I have finished one piece of painting and have begun to draw another. I devote one hour per day to it. I have written one composition. The subject was history of a drop of water. I covered more than two sides of paper. I wrote on it, not to read in school, but notwithstanding, it was read but the name was not called so no one knew whose it was. I don’t know what subject to take next. If you think of any good ones, please write them.

Two weeks ago to day, I was invited to call on a lady from Barrington, about half a mile from here. I accepted the invitation and went together with five others. I had a very pleasant time, was treated very politely. We had plenty of fruit and when we came away we had as much as we could bring given us. Last Saturday I was invited to call on a lady in the village and went. Miss Ide went with me.

Scarcely a day passes without some one’s calling to see some of the scholars. Every time I hear the door bell I hope it is some [one] come to see me. Miss Smith, my roommate, has had a box of victuals and fruit sent her by the stage. Miss Sayler has sent for her things and is not able to return. I have had a letter from Miss Whitney and have written to her. You must tell ____ Elizer _____ and all the girls to write and send by you. You may bring my hood and my gingham apron to make and I should like some cotton for a pair of undersleeves [and] also some cloth to make them of. Tell Mother if she has any sewing for me to do, to send it for I have some time.

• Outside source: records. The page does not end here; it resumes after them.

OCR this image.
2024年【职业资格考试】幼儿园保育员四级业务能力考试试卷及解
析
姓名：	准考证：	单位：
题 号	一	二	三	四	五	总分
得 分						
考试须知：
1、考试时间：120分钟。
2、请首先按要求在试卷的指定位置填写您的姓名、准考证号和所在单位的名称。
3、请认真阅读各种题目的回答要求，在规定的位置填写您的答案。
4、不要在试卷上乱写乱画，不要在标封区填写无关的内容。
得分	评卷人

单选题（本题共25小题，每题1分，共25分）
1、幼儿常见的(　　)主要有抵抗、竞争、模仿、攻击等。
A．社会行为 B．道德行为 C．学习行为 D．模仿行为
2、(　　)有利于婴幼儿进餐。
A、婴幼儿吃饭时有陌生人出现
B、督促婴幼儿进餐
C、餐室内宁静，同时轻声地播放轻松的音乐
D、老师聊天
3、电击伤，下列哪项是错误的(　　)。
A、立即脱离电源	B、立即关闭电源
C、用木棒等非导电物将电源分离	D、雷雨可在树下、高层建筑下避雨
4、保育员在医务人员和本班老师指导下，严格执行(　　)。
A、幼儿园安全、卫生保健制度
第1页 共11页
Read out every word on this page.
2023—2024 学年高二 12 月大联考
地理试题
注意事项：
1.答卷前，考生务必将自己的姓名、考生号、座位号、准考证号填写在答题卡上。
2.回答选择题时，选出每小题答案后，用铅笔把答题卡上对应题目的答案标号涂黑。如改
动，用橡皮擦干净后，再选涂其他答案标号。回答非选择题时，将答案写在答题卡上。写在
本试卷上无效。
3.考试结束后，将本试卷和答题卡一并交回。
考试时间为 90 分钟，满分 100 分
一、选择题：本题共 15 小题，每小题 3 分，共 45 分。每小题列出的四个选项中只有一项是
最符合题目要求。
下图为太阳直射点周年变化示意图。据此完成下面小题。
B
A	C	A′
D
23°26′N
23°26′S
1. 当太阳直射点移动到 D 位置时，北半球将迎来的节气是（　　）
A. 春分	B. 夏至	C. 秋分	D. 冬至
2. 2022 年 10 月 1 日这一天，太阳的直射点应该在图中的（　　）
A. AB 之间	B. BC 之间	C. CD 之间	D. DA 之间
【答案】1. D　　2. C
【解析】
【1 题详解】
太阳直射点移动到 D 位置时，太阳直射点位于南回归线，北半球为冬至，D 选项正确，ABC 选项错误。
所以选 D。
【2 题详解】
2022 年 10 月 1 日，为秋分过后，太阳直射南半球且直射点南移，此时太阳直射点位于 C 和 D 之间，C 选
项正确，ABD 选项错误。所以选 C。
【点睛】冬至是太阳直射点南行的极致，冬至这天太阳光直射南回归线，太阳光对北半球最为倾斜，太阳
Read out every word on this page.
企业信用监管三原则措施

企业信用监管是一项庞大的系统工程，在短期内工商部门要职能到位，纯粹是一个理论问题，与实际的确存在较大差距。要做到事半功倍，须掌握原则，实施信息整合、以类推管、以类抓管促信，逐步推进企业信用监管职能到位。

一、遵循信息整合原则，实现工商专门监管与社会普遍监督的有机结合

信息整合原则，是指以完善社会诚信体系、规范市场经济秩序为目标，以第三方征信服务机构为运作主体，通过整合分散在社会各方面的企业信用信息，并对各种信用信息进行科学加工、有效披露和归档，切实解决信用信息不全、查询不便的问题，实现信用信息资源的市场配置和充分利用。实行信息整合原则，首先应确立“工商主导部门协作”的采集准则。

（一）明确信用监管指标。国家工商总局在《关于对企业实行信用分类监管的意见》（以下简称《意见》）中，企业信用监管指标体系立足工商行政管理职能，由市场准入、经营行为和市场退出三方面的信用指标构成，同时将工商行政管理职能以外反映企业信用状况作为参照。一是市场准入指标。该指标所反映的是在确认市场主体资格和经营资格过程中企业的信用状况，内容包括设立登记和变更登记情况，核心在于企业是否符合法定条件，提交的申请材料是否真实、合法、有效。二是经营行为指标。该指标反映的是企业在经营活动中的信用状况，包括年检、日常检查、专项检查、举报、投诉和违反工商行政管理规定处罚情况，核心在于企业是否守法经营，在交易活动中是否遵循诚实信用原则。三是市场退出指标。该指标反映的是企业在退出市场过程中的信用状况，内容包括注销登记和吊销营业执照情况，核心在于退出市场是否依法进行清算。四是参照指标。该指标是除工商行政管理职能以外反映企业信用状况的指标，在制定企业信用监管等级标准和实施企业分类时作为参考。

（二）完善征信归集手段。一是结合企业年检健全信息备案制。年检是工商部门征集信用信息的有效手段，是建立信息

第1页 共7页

I don’t think of anything more to write which will interest or amuse you, therefore, I must hasten to close. Give my respects to all the folks. Tell Harriet she must write. Tell Mother she must send a piece of her cloak, and something to eat. Tell Father I am much obliged to him for writing in your letter. And tell Father and Mother both that I don’t know how I shall repay them for their kindness to me in providing me with the means of obtaining [an education], but hope that they will never have cause to regret it, but at the close of the term will see that improvement which will enable them to say that they think their money has not been wasted. Miss Arms says when she was studying, her parents thought it was money lost, but they don’t think so now. But I have written much longer than I intended. Do excuse me, and overlook all imperfections and errors. If any thing should prevent your coming next Saturday, please to write and inform me. Write often do.